Compassion marked the great preachers of the past. Jonathan Edwards (1703-1758), the most effective preacher during the Great Awakening, often wept when he delivered his sermons. George Whitfield (1714-1770), the gifted colonial preacher, seldom preached without tears. One of the greatest of the Scottish preachers was Robert Murray McCheyne (1813-1843). When someone asked the sexton of his church the secret of McCheyne’s success, he said that McCheyne let the tears flow. Of course, tears are not necessary to communicate our understanding and our compassion. Some preachers today weep tears of convenience rather than tears of compassion. Yet, the truth remains. We must communicate to our people that we understand what they are going through and that we care.


The point is not that we have the answer to everyone’s problem but that we know where the answer is to be found. God’s Word has a word for every person with every problem if we will just apply it.

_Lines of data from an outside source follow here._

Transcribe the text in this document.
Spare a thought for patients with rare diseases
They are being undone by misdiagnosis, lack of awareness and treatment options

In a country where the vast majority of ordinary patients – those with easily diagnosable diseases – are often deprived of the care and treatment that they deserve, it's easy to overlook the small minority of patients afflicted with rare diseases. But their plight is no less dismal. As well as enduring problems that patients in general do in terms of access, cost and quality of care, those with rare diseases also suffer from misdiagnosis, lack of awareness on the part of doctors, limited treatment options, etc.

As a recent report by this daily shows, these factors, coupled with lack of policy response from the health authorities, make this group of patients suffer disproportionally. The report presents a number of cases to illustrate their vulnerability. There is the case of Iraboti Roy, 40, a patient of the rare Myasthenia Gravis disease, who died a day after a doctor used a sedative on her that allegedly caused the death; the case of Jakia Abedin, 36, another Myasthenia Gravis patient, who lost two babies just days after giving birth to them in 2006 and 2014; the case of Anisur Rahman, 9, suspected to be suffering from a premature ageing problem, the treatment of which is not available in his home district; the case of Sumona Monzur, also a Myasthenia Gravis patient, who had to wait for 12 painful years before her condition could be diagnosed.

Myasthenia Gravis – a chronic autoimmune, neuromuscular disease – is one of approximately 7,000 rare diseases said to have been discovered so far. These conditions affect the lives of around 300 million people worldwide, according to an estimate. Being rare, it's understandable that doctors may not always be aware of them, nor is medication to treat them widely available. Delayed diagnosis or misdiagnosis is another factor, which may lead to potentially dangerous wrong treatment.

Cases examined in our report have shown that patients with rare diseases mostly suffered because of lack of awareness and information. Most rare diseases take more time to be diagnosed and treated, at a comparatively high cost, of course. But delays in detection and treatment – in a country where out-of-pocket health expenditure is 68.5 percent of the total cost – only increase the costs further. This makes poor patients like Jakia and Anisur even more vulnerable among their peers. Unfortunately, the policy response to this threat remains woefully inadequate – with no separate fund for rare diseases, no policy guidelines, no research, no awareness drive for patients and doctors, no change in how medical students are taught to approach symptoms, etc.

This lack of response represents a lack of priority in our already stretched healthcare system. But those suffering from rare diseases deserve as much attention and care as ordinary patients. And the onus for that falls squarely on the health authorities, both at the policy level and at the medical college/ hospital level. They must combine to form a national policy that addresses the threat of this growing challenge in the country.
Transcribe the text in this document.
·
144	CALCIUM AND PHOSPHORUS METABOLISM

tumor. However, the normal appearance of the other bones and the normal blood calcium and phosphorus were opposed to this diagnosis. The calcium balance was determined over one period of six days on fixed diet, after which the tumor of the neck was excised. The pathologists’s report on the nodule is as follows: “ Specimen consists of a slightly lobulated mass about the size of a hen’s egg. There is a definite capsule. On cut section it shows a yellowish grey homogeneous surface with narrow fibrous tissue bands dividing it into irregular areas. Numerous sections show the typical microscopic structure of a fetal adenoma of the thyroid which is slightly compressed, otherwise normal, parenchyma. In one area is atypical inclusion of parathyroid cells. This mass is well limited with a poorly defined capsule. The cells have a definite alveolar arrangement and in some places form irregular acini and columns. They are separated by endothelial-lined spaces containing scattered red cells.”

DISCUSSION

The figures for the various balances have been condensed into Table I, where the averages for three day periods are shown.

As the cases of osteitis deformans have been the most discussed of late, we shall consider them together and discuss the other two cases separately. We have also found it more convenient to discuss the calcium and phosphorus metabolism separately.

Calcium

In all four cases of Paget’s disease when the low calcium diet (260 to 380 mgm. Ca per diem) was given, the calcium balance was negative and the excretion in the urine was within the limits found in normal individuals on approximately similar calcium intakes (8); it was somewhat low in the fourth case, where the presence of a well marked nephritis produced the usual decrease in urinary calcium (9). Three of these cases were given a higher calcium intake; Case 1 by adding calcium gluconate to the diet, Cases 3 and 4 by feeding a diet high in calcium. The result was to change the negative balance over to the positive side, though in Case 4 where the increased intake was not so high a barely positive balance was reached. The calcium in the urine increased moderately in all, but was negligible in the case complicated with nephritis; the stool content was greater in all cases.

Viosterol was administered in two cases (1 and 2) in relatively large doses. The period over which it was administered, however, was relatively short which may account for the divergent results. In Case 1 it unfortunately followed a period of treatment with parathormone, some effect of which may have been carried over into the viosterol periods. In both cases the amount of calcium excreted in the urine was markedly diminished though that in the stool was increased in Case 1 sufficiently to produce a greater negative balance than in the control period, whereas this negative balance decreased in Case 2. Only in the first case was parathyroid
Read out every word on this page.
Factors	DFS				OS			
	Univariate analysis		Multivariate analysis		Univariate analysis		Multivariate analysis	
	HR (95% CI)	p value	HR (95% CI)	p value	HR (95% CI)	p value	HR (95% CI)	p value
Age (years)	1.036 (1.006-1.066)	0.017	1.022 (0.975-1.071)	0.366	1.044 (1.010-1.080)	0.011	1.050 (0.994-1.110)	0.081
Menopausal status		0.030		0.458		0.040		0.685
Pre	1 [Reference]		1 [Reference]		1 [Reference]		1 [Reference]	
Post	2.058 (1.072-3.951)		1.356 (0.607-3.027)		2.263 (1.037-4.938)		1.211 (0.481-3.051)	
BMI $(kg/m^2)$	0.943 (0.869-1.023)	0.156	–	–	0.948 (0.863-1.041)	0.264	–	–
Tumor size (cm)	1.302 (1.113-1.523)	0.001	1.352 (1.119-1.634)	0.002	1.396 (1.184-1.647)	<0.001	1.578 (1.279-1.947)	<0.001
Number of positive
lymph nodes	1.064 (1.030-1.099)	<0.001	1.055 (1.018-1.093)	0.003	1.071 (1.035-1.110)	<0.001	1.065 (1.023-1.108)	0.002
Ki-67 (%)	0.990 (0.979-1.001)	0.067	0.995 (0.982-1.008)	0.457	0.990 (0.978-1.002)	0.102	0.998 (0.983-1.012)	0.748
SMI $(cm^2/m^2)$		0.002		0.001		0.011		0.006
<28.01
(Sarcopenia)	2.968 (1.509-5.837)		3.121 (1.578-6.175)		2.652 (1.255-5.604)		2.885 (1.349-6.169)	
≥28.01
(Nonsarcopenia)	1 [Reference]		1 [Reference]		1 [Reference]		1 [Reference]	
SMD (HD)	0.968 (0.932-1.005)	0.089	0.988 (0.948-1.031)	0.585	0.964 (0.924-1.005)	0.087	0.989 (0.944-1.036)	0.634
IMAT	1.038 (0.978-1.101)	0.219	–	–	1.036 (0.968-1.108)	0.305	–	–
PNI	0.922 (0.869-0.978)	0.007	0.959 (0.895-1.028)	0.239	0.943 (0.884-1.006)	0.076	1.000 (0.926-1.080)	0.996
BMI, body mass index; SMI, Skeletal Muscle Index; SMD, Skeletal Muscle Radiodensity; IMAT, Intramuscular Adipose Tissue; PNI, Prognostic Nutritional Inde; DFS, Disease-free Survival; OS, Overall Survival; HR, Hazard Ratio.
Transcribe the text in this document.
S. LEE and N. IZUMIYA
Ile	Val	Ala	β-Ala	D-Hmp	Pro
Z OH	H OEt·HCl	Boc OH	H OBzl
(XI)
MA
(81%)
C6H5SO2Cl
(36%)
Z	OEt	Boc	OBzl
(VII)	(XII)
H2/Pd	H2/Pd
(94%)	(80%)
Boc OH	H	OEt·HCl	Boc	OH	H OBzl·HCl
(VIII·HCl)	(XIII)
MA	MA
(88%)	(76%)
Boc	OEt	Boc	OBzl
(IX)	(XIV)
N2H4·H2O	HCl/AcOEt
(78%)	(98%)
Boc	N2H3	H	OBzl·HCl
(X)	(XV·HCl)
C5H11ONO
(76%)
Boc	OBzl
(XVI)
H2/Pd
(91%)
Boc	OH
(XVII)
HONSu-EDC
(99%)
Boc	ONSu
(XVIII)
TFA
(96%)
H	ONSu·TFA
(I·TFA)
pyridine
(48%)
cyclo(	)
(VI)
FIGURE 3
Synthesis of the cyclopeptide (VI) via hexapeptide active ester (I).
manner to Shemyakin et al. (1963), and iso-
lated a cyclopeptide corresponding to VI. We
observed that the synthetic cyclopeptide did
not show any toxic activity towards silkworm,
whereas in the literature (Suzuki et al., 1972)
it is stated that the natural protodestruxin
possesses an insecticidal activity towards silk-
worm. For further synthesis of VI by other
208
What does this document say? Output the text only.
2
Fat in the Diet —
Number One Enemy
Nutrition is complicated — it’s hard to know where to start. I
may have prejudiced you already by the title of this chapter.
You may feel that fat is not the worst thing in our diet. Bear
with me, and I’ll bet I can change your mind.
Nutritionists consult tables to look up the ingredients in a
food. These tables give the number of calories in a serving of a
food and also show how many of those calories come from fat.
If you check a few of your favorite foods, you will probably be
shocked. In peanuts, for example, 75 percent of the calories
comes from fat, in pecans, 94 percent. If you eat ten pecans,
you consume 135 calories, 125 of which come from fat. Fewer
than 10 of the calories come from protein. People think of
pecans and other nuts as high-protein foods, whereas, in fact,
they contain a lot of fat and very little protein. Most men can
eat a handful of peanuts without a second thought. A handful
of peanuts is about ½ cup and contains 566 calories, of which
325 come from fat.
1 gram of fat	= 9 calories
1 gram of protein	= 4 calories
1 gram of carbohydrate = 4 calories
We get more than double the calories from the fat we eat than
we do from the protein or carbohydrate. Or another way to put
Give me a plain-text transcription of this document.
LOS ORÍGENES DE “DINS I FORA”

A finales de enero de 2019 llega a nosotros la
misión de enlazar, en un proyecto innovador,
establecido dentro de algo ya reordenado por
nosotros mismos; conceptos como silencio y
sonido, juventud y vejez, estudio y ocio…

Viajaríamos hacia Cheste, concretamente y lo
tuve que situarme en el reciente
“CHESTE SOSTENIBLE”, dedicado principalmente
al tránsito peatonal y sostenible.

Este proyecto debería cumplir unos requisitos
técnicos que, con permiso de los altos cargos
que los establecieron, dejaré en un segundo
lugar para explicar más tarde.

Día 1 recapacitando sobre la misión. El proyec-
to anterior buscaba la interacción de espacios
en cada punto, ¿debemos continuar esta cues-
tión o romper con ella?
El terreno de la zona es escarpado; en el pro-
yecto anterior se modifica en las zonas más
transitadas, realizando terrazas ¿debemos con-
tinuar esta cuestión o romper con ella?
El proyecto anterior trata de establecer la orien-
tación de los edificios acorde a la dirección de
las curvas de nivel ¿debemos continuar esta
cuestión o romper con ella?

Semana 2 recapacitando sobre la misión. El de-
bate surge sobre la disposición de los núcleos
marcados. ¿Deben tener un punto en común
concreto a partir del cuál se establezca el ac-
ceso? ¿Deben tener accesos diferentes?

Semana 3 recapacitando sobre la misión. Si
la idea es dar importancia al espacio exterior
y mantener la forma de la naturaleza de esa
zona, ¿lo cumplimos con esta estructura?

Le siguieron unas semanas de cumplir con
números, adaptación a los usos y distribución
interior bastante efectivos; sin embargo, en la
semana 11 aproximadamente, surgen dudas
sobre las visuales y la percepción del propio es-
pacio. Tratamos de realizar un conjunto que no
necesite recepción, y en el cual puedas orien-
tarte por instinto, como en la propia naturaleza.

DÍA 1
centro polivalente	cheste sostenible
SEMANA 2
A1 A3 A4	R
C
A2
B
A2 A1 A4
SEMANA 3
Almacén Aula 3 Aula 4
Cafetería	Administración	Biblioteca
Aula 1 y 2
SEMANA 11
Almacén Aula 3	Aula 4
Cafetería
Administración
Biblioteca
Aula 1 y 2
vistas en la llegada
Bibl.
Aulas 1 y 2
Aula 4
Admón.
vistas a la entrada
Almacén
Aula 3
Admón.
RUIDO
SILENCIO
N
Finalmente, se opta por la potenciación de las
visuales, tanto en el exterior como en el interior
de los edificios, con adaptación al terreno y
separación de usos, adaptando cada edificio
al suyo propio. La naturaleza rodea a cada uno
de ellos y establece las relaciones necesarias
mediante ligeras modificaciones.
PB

Rick Warren, pastor of the Saddleback Church in California, grew up in a pastor’s home and he heard lots of sermons. As he listened to sermons in his earlier years, he said he would write down the letters: YBH. What do those letters mean? They mean: “Yes, but how?” We are to love the Lord with all our hearts. Yes, but how? We are to be Christian fathers and mothers. Yes, but how? We are to rise above our depression. Yes, but how? That is the question we must answer if we are to provide pastoral care from the pulpit to our congregation.

Proclamation must be followed by application. “This is what it means” must be followed by “this is what we should do.” How can we make our sermons practical like that? Rick Warren suggests three keys. First, we need to tell our congregation what they should do. Aim for a particular action. Then, we need to tell them why they should do it. That is, give them a reason for change. Finally, we need to tell our congregation how to do it. We must give them a plan.

Our aim should not be to preach good sermons as much as it is to preach sermons that do good. Every Sunday morning every pew has a broken heart. It is impossible to touch the lives of each one of them through one-on-one counseling. We simply do not have enough time. Yet, we can touch all of them with an encouraging word from God if we will develop the skill of providing personal counseling on a group scale. That too is a part of the work of the pastor.